Cult Column: Boogie Nights

In high school, writer/director/producer Paul Thomas Anderson made a short mockumentary about an adult film star. Less than ten years later, he expanded that project into one of the best films of the 1990s. That film is the 1997 classic Boogie Nights. Combining Anderson’s visionary directing with excellent performances from the entire cast, the result is nothing short of a masterpiece.

The film follows Eddie Adams as he becomes adult film superstar Dirk Diggler, experiencing unimagined success and, of course, a subsequent fall from grace. On the surface, Boogie Nights is a film about porn. But it’s more than that — it’s a film about family, acceptance and the perils of stardom.

Before becoming Dirk Diggler, 17-year-old Eddie Adams lives at home with his abusive mother and apathetic stepfather. Fed up with his home life and in search of stardom, Adams moves in with adult film director Jack Horner. There, he meets a group of veteran porn stars who immediately accept him as one of their own. This pack of misfits is not simply a group of people who work together — it’s a family. The stern but compassionate Jack is Dirk’s father figure. Amber Waves replaces Dirk’s abusive mother, and he finds a brother in Reed Rothchild. The whole situation is weirdly heartwarming.

As Jack, Amber and Reed accept Dirk, Anderson accepts those who work in the porn industry. While a lesser director might cast adult film stars in an unfavorable light, Anderson passes no judgment on his characters. He looks at the adult film industry with curiosity, not disgust. He neither glorifies nor vilifies his characters. And in doing so, he indirectly attacks the stigma of sex work and subtly asks viewers to examine their own personal biases.

Of course, Boogie Nights isn’t a purely uplifting film — its storyline is quite dark. Though Dirk enjoys enormous success as a porn sensation, his fame and fortune is short-lived. After becoming addicted to cocaine and losing his job, Dirk begins a rapid downward spiral, which ultimately results in him risking his life during a drug deal. Dirk’s story is a reminder that success isn’t permanent and can be thrown away at a moment’s notice.

The film is as brilliant technically as it is thematically. Though it’s only Anderson’s second feature film, it proves that he’s a master of his craft and one of the most inventive auteurs of his generation. It’s beautifully shot, from the opening Goodfellas-esque tracking shot to Dirk’s closing Raging Bull-esque monologue. And although the two aforementioned shots are clearly homages to Martin Scorsese, the remainder of the film is shot in a style that’s uniquely Anderson.
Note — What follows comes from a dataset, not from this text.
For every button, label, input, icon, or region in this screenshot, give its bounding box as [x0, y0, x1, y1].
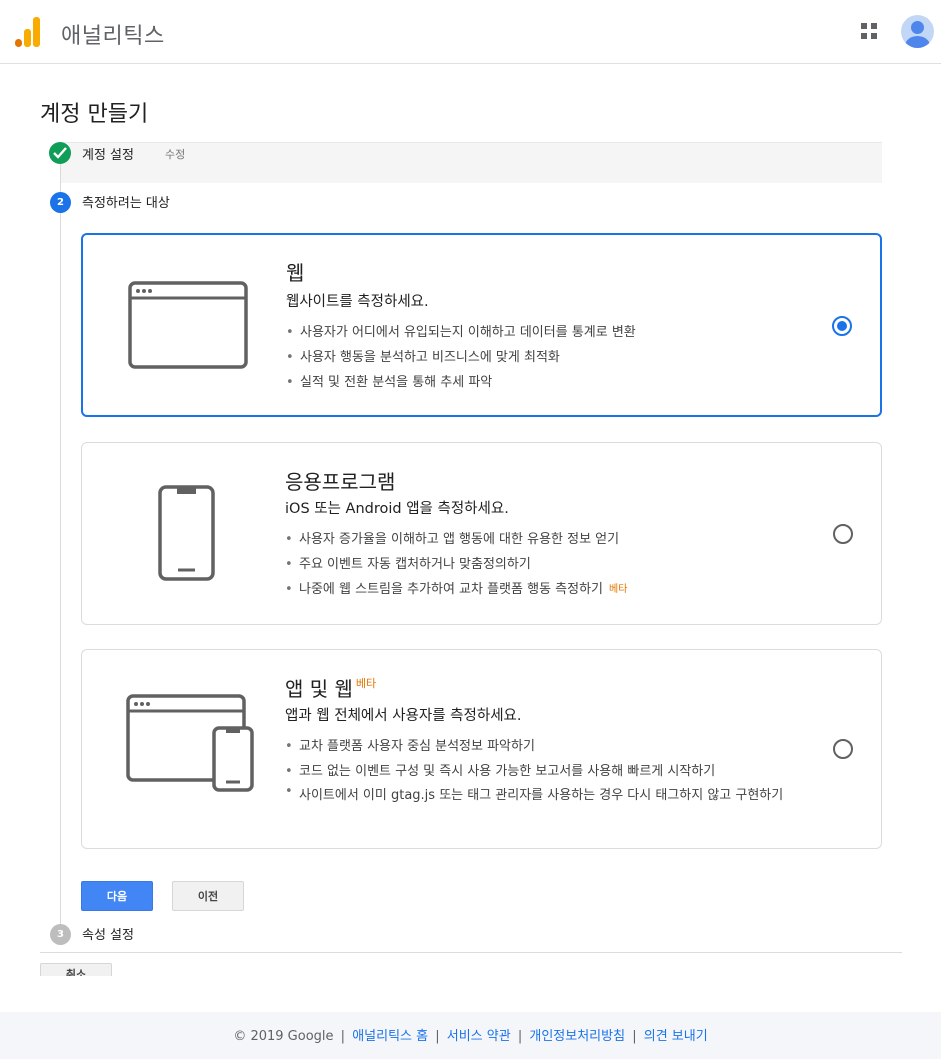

Those in front of the camera are as talented as the man behind it. While every performance is excellent, Burt Reynolds’ performance as Jack and Julianne Moore’s as Amber stand out. Wahlberg’s performance as Dirk is incredibly genuine,  possibly the best of his career. The film’s extraordinarily talented cast make a larger-than-life story surprisingly human.

Overall, Boogie Nights does everything right and absolutely deserves its status as a cinematic triumph.